Stell dir vor, jemand macht schwere Straftaten und versteckt das Geld. Die Polizei weiß oft: da ist viel Vermögen, aber sie können nicht beweisen, woher es kommt. Genau hier setzt der Antrag aus Berlin an. Er soll dafür sorgen, dass Ermittler Steuerinformationen nutzen dürfen, um herauszufinden, ob das Vermögen aus Straftaten stammt.

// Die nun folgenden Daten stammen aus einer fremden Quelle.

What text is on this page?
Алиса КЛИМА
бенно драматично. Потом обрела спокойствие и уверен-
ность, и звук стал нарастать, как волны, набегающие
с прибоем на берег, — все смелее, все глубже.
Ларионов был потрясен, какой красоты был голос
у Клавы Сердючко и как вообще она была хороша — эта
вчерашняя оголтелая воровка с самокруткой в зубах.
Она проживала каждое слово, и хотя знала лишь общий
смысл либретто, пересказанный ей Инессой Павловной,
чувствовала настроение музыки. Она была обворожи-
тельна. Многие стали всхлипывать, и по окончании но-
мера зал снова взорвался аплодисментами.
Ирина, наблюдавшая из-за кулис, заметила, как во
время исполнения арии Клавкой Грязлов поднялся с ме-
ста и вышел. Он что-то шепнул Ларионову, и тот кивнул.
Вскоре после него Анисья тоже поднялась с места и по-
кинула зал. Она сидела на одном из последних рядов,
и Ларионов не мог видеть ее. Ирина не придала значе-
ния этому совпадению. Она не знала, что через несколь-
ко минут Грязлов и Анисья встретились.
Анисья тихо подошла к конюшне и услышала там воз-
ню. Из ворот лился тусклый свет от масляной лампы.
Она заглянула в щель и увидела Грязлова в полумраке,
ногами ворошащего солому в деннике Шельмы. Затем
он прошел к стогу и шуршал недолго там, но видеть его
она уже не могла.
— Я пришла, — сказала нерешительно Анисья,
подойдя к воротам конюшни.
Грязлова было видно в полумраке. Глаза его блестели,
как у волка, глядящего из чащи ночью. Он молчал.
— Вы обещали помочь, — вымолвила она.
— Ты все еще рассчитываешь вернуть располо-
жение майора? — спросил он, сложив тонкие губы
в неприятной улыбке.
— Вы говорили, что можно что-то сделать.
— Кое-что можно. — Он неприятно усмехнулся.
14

2017 wurden die Regeln für die Einziehung von kriminellem Vermögen schon einmal reformiert. Trotzdem wird eingefrorenes Geld aus Verfahren oft nicht endgültig eingezogen, weil die finanziellen Hintergründe nicht vollständig aufgeklärt werden können. Badenberg sagt: „Kriminelles Vermögen lässt sich nur einziehen, wenn wir die Vermögensverhältnisse auch vollständig aufklären können.“

Jetzt sollen die Bundesjustizministerin Stefanie Hubig und der Bundesfinanzminister Lars Klingbeil (beide SPD) prüfen, ob das rechtlich möglich ist. Wichtig dabei: das Steuergeheimnis darf nicht einfach ausgehebelt werden. Es geht also um eine Abwägung zwischen wirksamer Strafverfolgung und dem Schutz persönlicher Daten.